Okay, so I do love dogs. Really love dogs. Okay so maybe I'm a little over the top about them. Well, not all of them. Mine in particular. I'm looking at one of mine right now. He's sleeping. He is very handsome. He's dreaming right now. He's kind of a big boy so he encompasses this whole chair that he is sleeping in right now. It's his daddy's chair only daddy never gets to sit in it anymore because the big boy is always in it nowadays. See? I just referred to my husband as my dog's daddy. As if I gave birth to a 145 lb. Great Dane. Ouch!! Nevertheless, he is adorable. He is my baby. I am... his mommy. I know. It's nauseating. I gotta go. I need to give him a hundred kisses. Right now!!
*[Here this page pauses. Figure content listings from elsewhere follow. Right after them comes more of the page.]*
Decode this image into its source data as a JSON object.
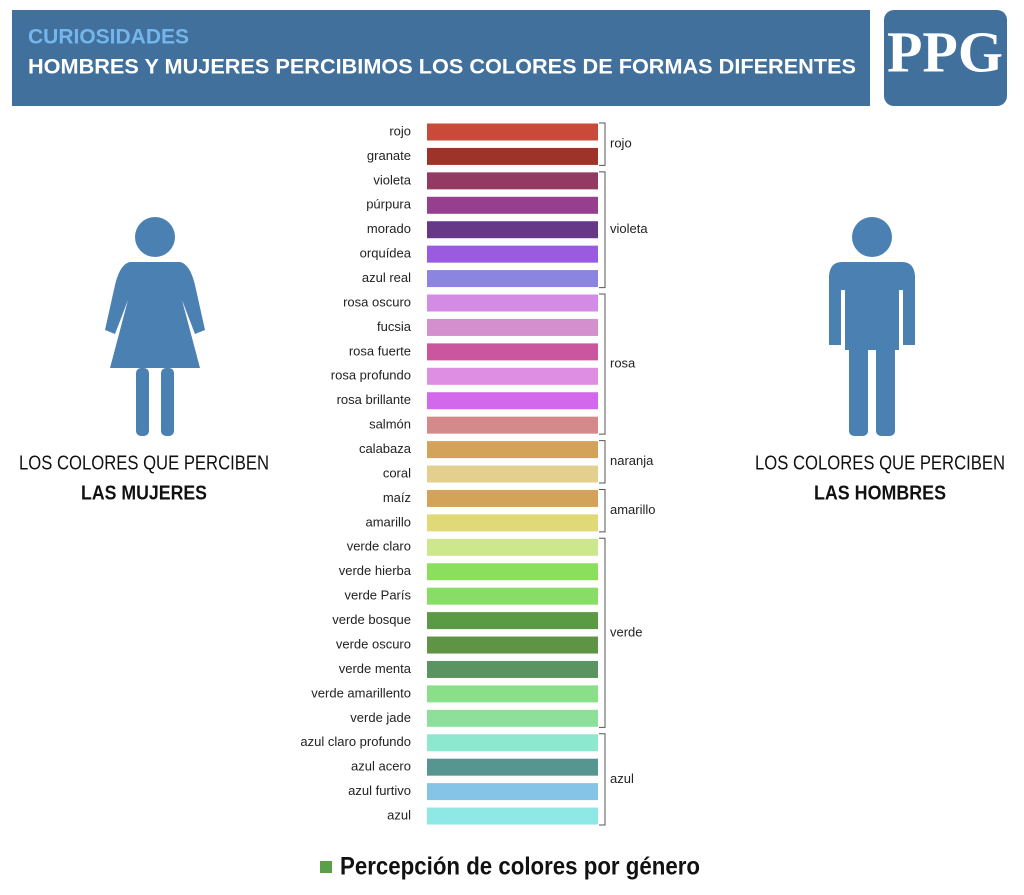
{
  "header": {
    "kicker": "CURIOSIDADES",
    "title": "HOMBRES Y MUJERES PERCIBIMOS LOS COLORES DE FORMAS DIFERENTES",
    "logo": "PPG"
  },
  "women": {
    "line1": "LOS COLORES QUE PERCIBEN",
    "line2": "LAS MUJERES"
  },
  "men": {
    "line1": "LOS COLORES QUE PERCIBEN",
    "line2": "LAS HOMBRES"
  },
  "groups": [
    {
      "name": "rojo",
      "colors": [
        {
          "name": "rojo",
          "color": "#c94a3a"
        },
        {
          "name": "granate",
          "color": "#9e3429"
        }
      ]
    },
    {
      "name": "violeta",
      "colors": [
        {
          "name": "violeta",
          "color": "#923a62"
        },
        {
          "name": "púrpura",
          "color": "#953f8e"
        },
        {
          "name": "morado",
          "color": "#673888"
        },
        {
          "name": "orquídea",
          "color": "#9a5be0"
        },
        {
          "name": "azul real",
          "color": "#8b84e0"
        }
      ]
    },
    {
      "name": "rosa",
      "colors": [
        {
          "name": "rosa oscuro",
          "color": "#d48be6"
        },
        {
          "name": "fucsia",
          "color": "#d48fce"
        },
        {
          "name": "rosa fuerte",
          "color": "#cc55a0"
        },
        {
          "name": "rosa profundo",
          "color": "#df8fe3"
        },
        {
          "name": "rosa brillante",
          "color": "#d368ec"
        },
        {
          "name": "salmón",
          "color": "#d48a8a"
        }
      ]
    },
    {
      "name": "naranja",
      "colors": [
        {
          "name": "calabaza",
          "color": "#d4a35a"
        },
        {
          "name": "coral",
          "color": "#e3d08f"
        }
      ]
    },
    {
      "name": "amarillo",
      "colors": [
        {
          "name": "maíz",
          "color": "#d4a35a"
        },
        {
          "name": "amarillo",
          "color": "#e0d977"
        }
      ]
    },
    {
      "name": "verde",
      "colors": [
        {
          "name": "verde claro",
          "color": "#cde88c"
        },
        {
          "name": "verde hierba",
          "color": "#8ae05c"
        },
        {
          "name": "verde París",
          "color": "#88dd66"
        },
        {
          "name": "verde bosque",
          "color": "#5b9a44"
        },
        {
          "name": "verde oscuro",
          "color": "#5e9444"
        },
        {
          "name": "verde menta",
          "color": "#5a9460"
        },
        {
          "name": "verde amarillento",
          "color": "#89e089"
        },
        {
          "name": "verde jade",
          "color": "#8de09a"
        }
      ]
    },
    {
      "name": "azul",
      "colors": [
        {
          "name": "azul claro profundo",
          "color": "#8de8cf"
        },
        {
          "name": "azul acero",
          "color": "#579690"
        },
        {
          "name": "azul furtivo",
          "color": "#85c4e6"
        },
        {
          "name": "azul",
          "color": "#8de8e6"
        }
      ]
    }
  ],
  "legend": {
    "label": "Percepción de colores por género",
    "color": "#5aa04a"
  }
}
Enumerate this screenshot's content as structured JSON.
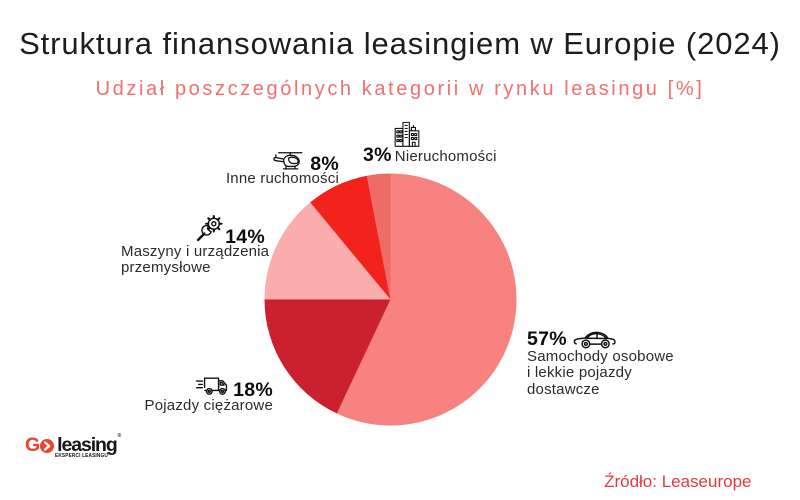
{
  "header": {
    "title": "Struktura finansowania leasingiem w Europie (2024)",
    "subtitle": "Udział poszczególnych kategorii w rynku leasingu [%]"
  },
  "chart_data": {
    "type": "pie",
    "title": "Struktura finansowania leasingiem w Europie (2024)",
    "subtitle": "Udział poszczególnych kategorii w rynku leasingu [%]",
    "unit": "%",
    "direction": "clockwise",
    "start_angle_deg": 0,
    "legend_position": "around",
    "segments": [
      {
        "label": "Samochody osobowe i lekkie pojazdy dostawcze",
        "value": 57,
        "pct_label": "57%",
        "color": "#f8827f",
        "icon": "car-icon"
      },
      {
        "label": "Pojazdy ciężarowe",
        "value": 18,
        "pct_label": "18%",
        "color": "#cb202e",
        "icon": "truck-icon"
      },
      {
        "label": "Maszyny i urządzenia przemysłowe",
        "value": 14,
        "pct_label": "14%",
        "color": "#fbacac",
        "icon": "gear-wrench-icon"
      },
      {
        "label": "Inne ruchomości",
        "value": 8,
        "pct_label": "8%",
        "color": "#f2221d",
        "icon": "helicopter-icon"
      },
      {
        "label": "Nieruchomości",
        "value": 3,
        "pct_label": "3%",
        "color": "#ed6c68",
        "icon": "building-icon"
      }
    ]
  },
  "footer": {
    "logo": {
      "text_go": "G",
      "text_leasing": "leasing",
      "registered_mark": "®",
      "tagline": "EKSPERCI LEASINGU"
    },
    "source": "Źródło: Leaseurope"
  },
  "colors": {
    "background": "#ffffff",
    "title": "#1d1d1f",
    "subtitle": "#f0706c",
    "source": "#e13a3c",
    "logo_accent": "#e8462b",
    "label_text": "#2b2b2b"
  }
}
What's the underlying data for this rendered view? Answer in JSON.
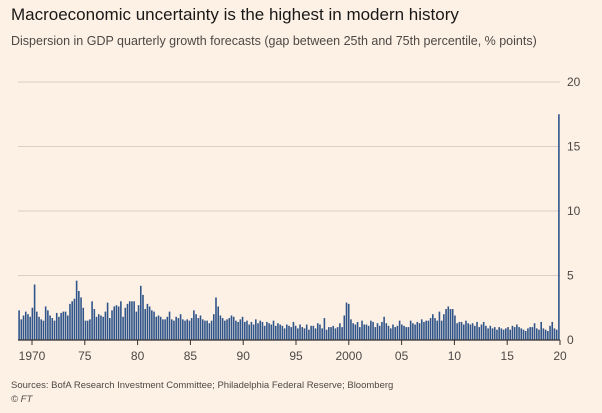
{
  "title": "Macroeconomic uncertainty is the highest in modern history",
  "subtitle": "Dispersion in GDP quarterly growth forecasts (gap between 25th and 75th percentile, % points)",
  "source": "Sources: BofA Research Investment Committee; Philadelphia Federal Reserve; Bloomberg",
  "credit": "© FT",
  "colors": {
    "background": "#fdf1e5",
    "bar": "#2f5489",
    "grid": "#d8cfc7",
    "axis": "#33302e"
  },
  "chart_data": {
    "type": "bar",
    "title": "Macroeconomic uncertainty is the highest in modern history",
    "subtitle": "Dispersion in GDP quarterly growth forecasts (gap between 25th and 75th percentile, % points)",
    "xlabel": "",
    "ylabel": "",
    "x_start": "1968 Q4",
    "x_end": "2020 Q2",
    "x_ticks": [
      "1970",
      "75",
      "80",
      "85",
      "90",
      "95",
      "2000",
      "05",
      "10",
      "15",
      "20"
    ],
    "y_ticks": [
      0,
      5,
      10,
      15,
      20
    ],
    "ylim": [
      0,
      20
    ],
    "y_axis_side": "right",
    "grid": true,
    "legend": "none",
    "values": [
      2.3,
      1.6,
      1.9,
      2.2,
      2.0,
      1.8,
      2.5,
      4.3,
      2.2,
      1.8,
      1.6,
      1.5,
      2.6,
      2.3,
      1.9,
      1.7,
      1.5,
      2.1,
      1.8,
      2.1,
      2.2,
      2.2,
      1.9,
      2.8,
      3.0,
      3.2,
      4.6,
      3.8,
      3.3,
      2.5,
      1.5,
      1.5,
      1.6,
      3.0,
      2.4,
      1.8,
      2.0,
      1.9,
      1.8,
      2.2,
      2.9,
      1.7,
      2.3,
      2.6,
      2.7,
      2.6,
      3.0,
      1.8,
      2.5,
      2.8,
      3.0,
      3.0,
      3.0,
      2.2,
      2.7,
      4.2,
      3.5,
      2.4,
      2.8,
      2.6,
      2.3,
      2.2,
      1.8,
      1.9,
      1.8,
      1.6,
      1.6,
      1.8,
      2.2,
      1.6,
      1.5,
      1.8,
      1.7,
      2.0,
      1.6,
      1.5,
      1.6,
      1.5,
      1.7,
      2.3,
      2.0,
      1.7,
      1.9,
      1.6,
      1.5,
      1.5,
      1.3,
      1.5,
      2.0,
      3.3,
      2.6,
      1.9,
      1.7,
      1.5,
      1.6,
      1.7,
      1.9,
      1.8,
      1.5,
      1.4,
      1.6,
      1.8,
      1.4,
      1.5,
      1.2,
      1.4,
      1.2,
      1.6,
      1.3,
      1.5,
      1.4,
      1.1,
      1.4,
      1.3,
      1.2,
      1.5,
      1.1,
      1.3,
      1.2,
      1.1,
      0.9,
      1.2,
      1.1,
      1.0,
      1.4,
      1.1,
      0.9,
      1.2,
      1.0,
      0.9,
      1.2,
      0.8,
      1.1,
      1.1,
      0.9,
      1.3,
      1.2,
      0.9,
      1.7,
      0.8,
      1.0,
      1.0,
      1.1,
      0.9,
      1.0,
      1.3,
      1.0,
      1.9,
      2.9,
      2.8,
      1.6,
      1.3,
      1.2,
      1.4,
      1.0,
      1.5,
      1.2,
      1.2,
      1.1,
      1.5,
      1.4,
      1.0,
      1.3,
      1.1,
      1.4,
      1.8,
      1.3,
      1.1,
      0.9,
      1.2,
      1.0,
      1.1,
      1.5,
      1.2,
      1.1,
      1.0,
      1.0,
      1.5,
      1.3,
      1.2,
      1.4,
      1.3,
      1.6,
      1.4,
      1.5,
      1.5,
      1.7,
      2.0,
      1.7,
      1.5,
      2.2,
      1.5,
      2.0,
      2.4,
      2.6,
      2.4,
      2.4,
      1.9,
      1.3,
      1.4,
      1.4,
      1.2,
      1.5,
      1.3,
      1.2,
      1.3,
      1.1,
      1.4,
      1.0,
      1.2,
      1.4,
      1.1,
      0.9,
      1.1,
      0.9,
      1.0,
      0.8,
      1.0,
      0.9,
      0.8,
      0.9,
      1.0,
      0.8,
      1.1,
      1.0,
      1.2,
      1.0,
      0.9,
      0.8,
      0.7,
      0.9,
      1.0,
      1.0,
      1.3,
      0.9,
      0.8,
      1.4,
      0.9,
      0.8,
      0.7,
      1.1,
      1.4,
      0.9,
      0.8,
      17.5
    ]
  }
}
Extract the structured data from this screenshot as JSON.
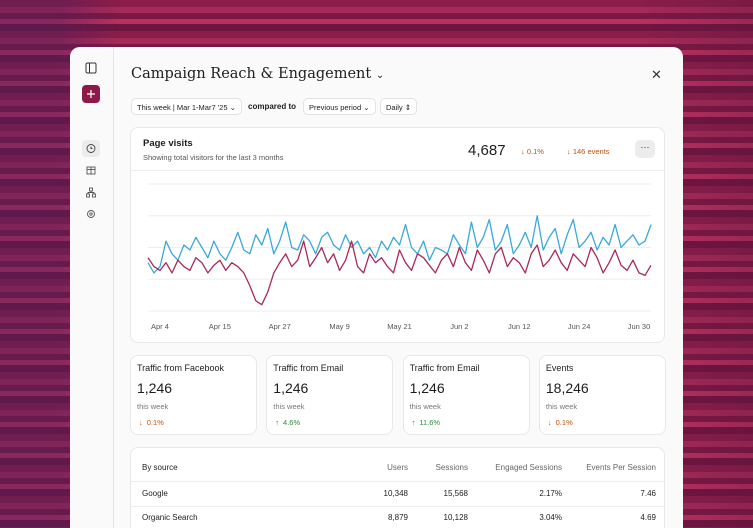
{
  "header": {
    "title": "Campaign Reach & Engagement",
    "date_range": "This week | Mar 1-Mar7 '25",
    "compare_label": "compared to",
    "compare_period": "Previous period",
    "interval": "Daily"
  },
  "summary": {
    "title": "Page visits",
    "subtitle": "Showing total visitors for the last 3 months",
    "total": "4,687",
    "change": "0.1%",
    "events": "146 events",
    "change_color": "#c2540a"
  },
  "chart_data": {
    "type": "line",
    "categories": [
      null,
      null,
      "Apr 4",
      null,
      null,
      null,
      null,
      null,
      null,
      null,
      null,
      null,
      "Apr 15",
      null,
      null,
      null,
      null,
      null,
      null,
      null,
      null,
      null,
      "Apr 27",
      null,
      null,
      null,
      null,
      null,
      null,
      null,
      null,
      null,
      "May 9",
      null,
      null,
      null,
      null,
      null,
      null,
      null,
      null,
      null,
      "May 21",
      null,
      null,
      null,
      null,
      null,
      null,
      null,
      null,
      null,
      "Jun 2",
      null,
      null,
      null,
      null,
      null,
      null,
      null,
      null,
      null,
      "Jun 12",
      null,
      null,
      null,
      null,
      null,
      null,
      null,
      null,
      null,
      "Jun 24",
      null,
      null,
      null,
      null,
      null,
      null,
      null,
      null,
      null,
      "Jun 30",
      null,
      null
    ],
    "ylim": [
      0,
      100
    ],
    "grid": true,
    "series": [
      {
        "color": "#3aa8d8",
        "values": [
          38,
          30,
          35,
          55,
          45,
          40,
          52,
          48,
          58,
          50,
          42,
          55,
          45,
          40,
          50,
          62,
          48,
          45,
          60,
          52,
          65,
          45,
          55,
          70,
          50,
          48,
          60,
          55,
          45,
          58,
          62,
          52,
          48,
          60,
          50,
          55,
          45,
          50,
          42,
          55,
          48,
          58,
          52,
          68,
          50,
          45,
          55,
          40,
          50,
          48,
          45,
          60,
          52,
          45,
          70,
          50,
          58,
          72,
          48,
          55,
          68,
          45,
          52,
          62,
          50,
          75,
          48,
          58,
          65,
          45,
          60,
          72,
          50,
          55,
          62,
          48,
          58,
          52,
          68,
          50,
          55,
          60,
          52,
          55,
          68
        ]
      },
      {
        "color": "#a8285a",
        "values": [
          42,
          35,
          32,
          38,
          30,
          40,
          35,
          32,
          42,
          38,
          30,
          36,
          40,
          32,
          38,
          35,
          30,
          20,
          8,
          5,
          15,
          30,
          38,
          45,
          35,
          40,
          55,
          35,
          42,
          50,
          38,
          45,
          32,
          40,
          55,
          35,
          30,
          45,
          38,
          42,
          35,
          30,
          48,
          38,
          32,
          45,
          42,
          36,
          30,
          40,
          45,
          35,
          50,
          38,
          32,
          48,
          40,
          30,
          45,
          50,
          35,
          42,
          38,
          30,
          45,
          52,
          35,
          40,
          48,
          38,
          32,
          45,
          40,
          35,
          50,
          42,
          30,
          38,
          48,
          36,
          32,
          40,
          30,
          28,
          36
        ]
      }
    ]
  },
  "cards": [
    {
      "title": "Traffic from Facebook",
      "value": "1,246",
      "period": "this week",
      "change": "0.1%",
      "arrow": "↓",
      "color": "#c2540a"
    },
    {
      "title": "Traffic from Email",
      "value": "1,246",
      "period": "this week",
      "change": "4.6%",
      "arrow": "↑",
      "color": "#2f8a3e"
    },
    {
      "title": "Traffic from Email",
      "value": "1,246",
      "period": "this week",
      "change": "11.6%",
      "arrow": "↑",
      "color": "#2f8a3e"
    },
    {
      "title": "Events",
      "value": "18,246",
      "period": "this week",
      "change": "0.1%",
      "arrow": "↓",
      "color": "#c2540a"
    }
  ],
  "table": {
    "columns": [
      "By source",
      "Users",
      "Sessions",
      "Engaged Sessions",
      "Events Per Session"
    ],
    "rows": [
      [
        "Google",
        "10,348",
        "15,568",
        "2.17%",
        "7.46"
      ],
      [
        "Organic Search",
        "8,879",
        "10,128",
        "3.04%",
        "4.69"
      ]
    ]
  }
}
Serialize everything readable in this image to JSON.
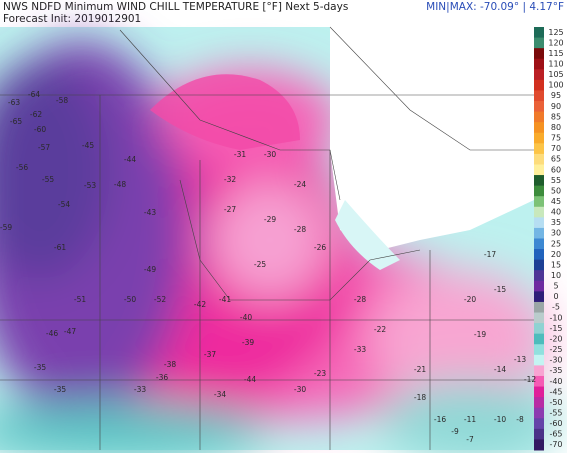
{
  "header": {
    "title": "NWS NDFD Minimum WIND CHILL TEMPERATURE [°F] Next 5-days",
    "init": "Forecast Init: 2019012901",
    "minmax": "MIN|MAX: -70.09° | 4.17°F"
  },
  "colorbar": {
    "labels": [
      125,
      120,
      115,
      110,
      105,
      100,
      95,
      90,
      85,
      80,
      75,
      70,
      65,
      60,
      55,
      50,
      45,
      40,
      35,
      30,
      25,
      20,
      15,
      10,
      5,
      0,
      -5,
      -10,
      -15,
      -20,
      -25,
      -30,
      -35,
      -40,
      -45,
      -50,
      -55,
      -60,
      -65,
      -70
    ],
    "colors": [
      "#1d6b57",
      "#3b8c6e",
      "#7a0a0a",
      "#9e1016",
      "#bb2025",
      "#d2301f",
      "#e04a2e",
      "#ea6138",
      "#f07a2a",
      "#f59222",
      "#f9ab2b",
      "#fcc447",
      "#fddc7c",
      "#fff09c",
      "#1f5d2c",
      "#3d8c3c",
      "#7cc276",
      "#c8e8bc",
      "#b6def2",
      "#74b6e4",
      "#3d88d2",
      "#2162bc",
      "#1d3e94",
      "#4e3496",
      "#6e2aa0",
      "#2e1e78",
      "#9aa6a6",
      "#b9cccc",
      "#8fd2d2",
      "#4ebcbc",
      "#92e0de",
      "#c4f4f2",
      "#f8a4d2",
      "#f55cb4",
      "#e0209a",
      "#b82ca4",
      "#8c3cb0",
      "#6444a8",
      "#4a3288",
      "#321a62"
    ]
  },
  "map": {
    "labels": [
      -63,
      -64,
      -58,
      -65,
      -62,
      -60,
      -57,
      -56,
      -55,
      -54,
      -59,
      -61,
      -53,
      -47,
      -46,
      -45,
      -44,
      -43,
      -42,
      -41,
      -40,
      -39,
      -38,
      -37,
      -36,
      -35,
      -34,
      -33,
      -32,
      -31,
      -30,
      -29,
      -28,
      -27,
      -26,
      -25,
      -24,
      -23,
      -22,
      -21,
      -20,
      -19,
      -18,
      -17,
      -16,
      -15,
      -14,
      -13,
      -12,
      -11,
      -10,
      -9,
      -8,
      -7,
      -49,
      -50,
      -48,
      -52,
      -51,
      -44,
      -35,
      -30,
      -33,
      -28
    ]
  }
}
Saturday, February 9, 2008

Saturday. Blah.

It's one of those defining moments. I'm sitting at the computer. I want to write something brilliant. All I can think about are those puffed cracker snacks that are sitting in the closet downstairs. Why do I always get hungry at times like this? Paul is relaxing with his favorite robe and his favorite dog. He's cramming in Rosencrantz & Guildenstern as much as one can cram when one is basically sleeping. Hoagie is resting his 20 lb. cranium on Paul's stomach so he is captive. This dog can make himself comfortable faster than any living creature I have known. He has the ability to lay some body part on me and totally trap me for hours. At night I've been known to move less than 2 inches at a time in any given direction because he has monopolized the rest of the bed between Paul and I and we are forced to the very edges of our Kingsdown mattress. Good thing it's oversized or I'd be sleeping off the edge... or on the floor. Not that he doesn't make us enormously happy mind you but those nights when he is having a dream it's like being on a ride at Universal. I am so used to being kicked and farted on during the night that I barely register just how wild things get. I wake up just long enough to log in the thought "Hoagie is dreaming again" and then I drift off. I don't know how. He must be dreaming of chasing badgers or something. The feet are going in four different directions. The lips are curling in an Elvis Presley like grimace. Occasionally there is boofing. Boofing is the non bark that happens during dream. It's the suedo-bark. It's the dream bark if you will. It's just another noctural noise that saturates my own dreamscape and wakes me up for the fourth time that night. I wonder why I have bags under my eyes.